Could you imagine a lifetime supply of chocolate? I had to stop myself from day dreaming…
You know, I’ve always been in the middle of the road on oatmeal raisin cookies, but I think it’s because I generally find them a little too… blah? It’s not a dislike of raisins… instead I just find they tend to lack any real punch. But yeah, I have to agree with you – brown butter and browned oats would probably work beautiful, and the caramel-y notes would play off of the rich, fruity notes of good dark raisins very nicely!
And yeah, I mean, I generally don’t do sponsored work for product… but a lifetime supply of chocolate is something that would probably make ANY food writer’s ears perk right up!

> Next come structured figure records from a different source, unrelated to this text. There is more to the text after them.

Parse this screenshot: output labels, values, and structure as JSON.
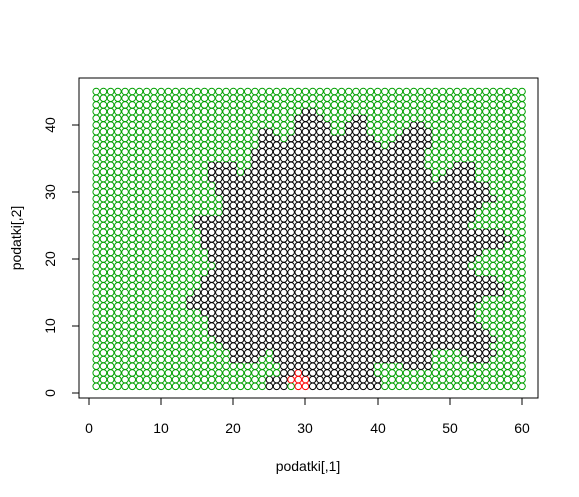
{
  "chart_data": {
    "type": "scatter",
    "title": "",
    "xlabel": "podatki[,1]",
    "ylabel": "podatki[,2]",
    "xlim": [
      1,
      60
    ],
    "ylim": [
      1,
      45
    ],
    "x_ticks": [
      "0",
      "10",
      "20",
      "30",
      "40",
      "50",
      "60"
    ],
    "y_ticks": [
      "0",
      "10",
      "20",
      "30",
      "40"
    ],
    "grid": false,
    "legend": "none",
    "marker": "open-circle",
    "grid_points": {
      "x_from": 1,
      "x_to": 60,
      "x_step": 1,
      "y_from": 1,
      "y_to": 45,
      "y_step": 1
    },
    "series": [
      {
        "color": "#00a000",
        "description": "all grid points not in the other two groups"
      },
      {
        "color": "#000000",
        "rows": [
          {
            "y": 42,
            "ranges": [
              [
                30,
                31
              ]
            ]
          },
          {
            "y": 41,
            "ranges": [
              [
                29,
                32
              ],
              [
                37,
                38
              ]
            ]
          },
          {
            "y": 40,
            "ranges": [
              [
                29,
                33
              ],
              [
                36,
                38
              ],
              [
                45,
                46
              ]
            ]
          },
          {
            "y": 39,
            "ranges": [
              [
                24,
                25
              ],
              [
                29,
                33
              ],
              [
                36,
                38
              ],
              [
                44,
                47
              ]
            ]
          },
          {
            "y": 38,
            "ranges": [
              [
                24,
                26
              ],
              [
                28,
                34
              ],
              [
                35,
                39
              ],
              [
                43,
                47
              ]
            ]
          },
          {
            "y": 37,
            "ranges": [
              [
                24,
                40
              ],
              [
                42,
                47
              ]
            ]
          },
          {
            "y": 36,
            "ranges": [
              [
                23,
                46
              ]
            ]
          },
          {
            "y": 35,
            "ranges": [
              [
                23,
                46
              ]
            ]
          },
          {
            "y": 34,
            "ranges": [
              [
                17,
                20
              ],
              [
                23,
                46
              ],
              [
                51,
                53
              ]
            ]
          },
          {
            "y": 33,
            "ranges": [
              [
                17,
                20
              ],
              [
                22,
                47
              ],
              [
                50,
                53
              ]
            ]
          },
          {
            "y": 32,
            "ranges": [
              [
                17,
                47
              ],
              [
                49,
                53
              ]
            ]
          },
          {
            "y": 31,
            "ranges": [
              [
                18,
                55
              ]
            ]
          },
          {
            "y": 30,
            "ranges": [
              [
                18,
                55
              ]
            ]
          },
          {
            "y": 29,
            "ranges": [
              [
                19,
                56
              ]
            ]
          },
          {
            "y": 28,
            "ranges": [
              [
                19,
                54
              ]
            ]
          },
          {
            "y": 27,
            "ranges": [
              [
                19,
                53
              ]
            ]
          },
          {
            "y": 26,
            "ranges": [
              [
                15,
                53
              ]
            ]
          },
          {
            "y": 25,
            "ranges": [
              [
                15,
                52
              ]
            ]
          },
          {
            "y": 24,
            "ranges": [
              [
                16,
                57
              ]
            ]
          },
          {
            "y": 23,
            "ranges": [
              [
                16,
                58
              ]
            ]
          },
          {
            "y": 22,
            "ranges": [
              [
                16,
                57
              ]
            ]
          },
          {
            "y": 21,
            "ranges": [
              [
                17,
                54
              ]
            ]
          },
          {
            "y": 20,
            "ranges": [
              [
                17,
                53
              ]
            ]
          },
          {
            "y": 19,
            "ranges": [
              [
                18,
                52
              ]
            ]
          },
          {
            "y": 18,
            "ranges": [
              [
                17,
                53
              ]
            ]
          },
          {
            "y": 17,
            "ranges": [
              [
                16,
                56
              ]
            ]
          },
          {
            "y": 16,
            "ranges": [
              [
                16,
                57
              ]
            ]
          },
          {
            "y": 15,
            "ranges": [
              [
                15,
                57
              ]
            ]
          },
          {
            "y": 14,
            "ranges": [
              [
                14,
                54
              ]
            ]
          },
          {
            "y": 13,
            "ranges": [
              [
                14,
                53
              ]
            ]
          },
          {
            "y": 12,
            "ranges": [
              [
                16,
                53
              ]
            ]
          },
          {
            "y": 11,
            "ranges": [
              [
                17,
                53
              ]
            ]
          },
          {
            "y": 10,
            "ranges": [
              [
                17,
                54
              ]
            ]
          },
          {
            "y": 9,
            "ranges": [
              [
                17,
                55
              ]
            ]
          },
          {
            "y": 8,
            "ranges": [
              [
                18,
                56
              ]
            ]
          },
          {
            "y": 7,
            "ranges": [
              [
                19,
                55
              ]
            ]
          },
          {
            "y": 6,
            "ranges": [
              [
                20,
                24
              ],
              [
                26,
                47
              ],
              [
                52,
                56
              ]
            ]
          },
          {
            "y": 5,
            "ranges": [
              [
                20,
                23
              ],
              [
                26,
                47
              ],
              [
                53,
                55
              ]
            ]
          },
          {
            "y": 4,
            "ranges": [
              [
                27,
                39
              ],
              [
                44,
                47
              ]
            ]
          },
          {
            "y": 3,
            "ranges": [
              [
                27,
                39
              ]
            ]
          },
          {
            "y": 2,
            "ranges": [
              [
                25,
                27
              ],
              [
                31,
                40
              ]
            ]
          },
          {
            "y": 1,
            "ranges": [
              [
                25,
                27
              ],
              [
                31,
                40
              ]
            ]
          }
        ]
      },
      {
        "color": "#ff0000",
        "points": [
          [
            29,
            1
          ],
          [
            30,
            1
          ],
          [
            28,
            2
          ],
          [
            29,
            2
          ],
          [
            30,
            2
          ],
          [
            29,
            3
          ]
        ]
      }
    ]
  }
}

i heard the chocolate chip cookies calling my name! I love how you added toasted oats to it and it gave it a lovely malty flavour profile! great job Sean!
Thanks Nancy! Glad you like them!
You’ve really sold me on this cookie. I’m eager to try it. But man, I have to say, you are one hell of a writer! Seriously, top shelf!
You cannot go wrong with anything brown butter, not to mention chocolate and oats! There’s something to be said for not following the trends too closely! 😊
That’s what I keep telling myself… I’m doing myself a favour by being a bit slow on the scene. Not 100% sure I believe myself, but that’s ok. Lol.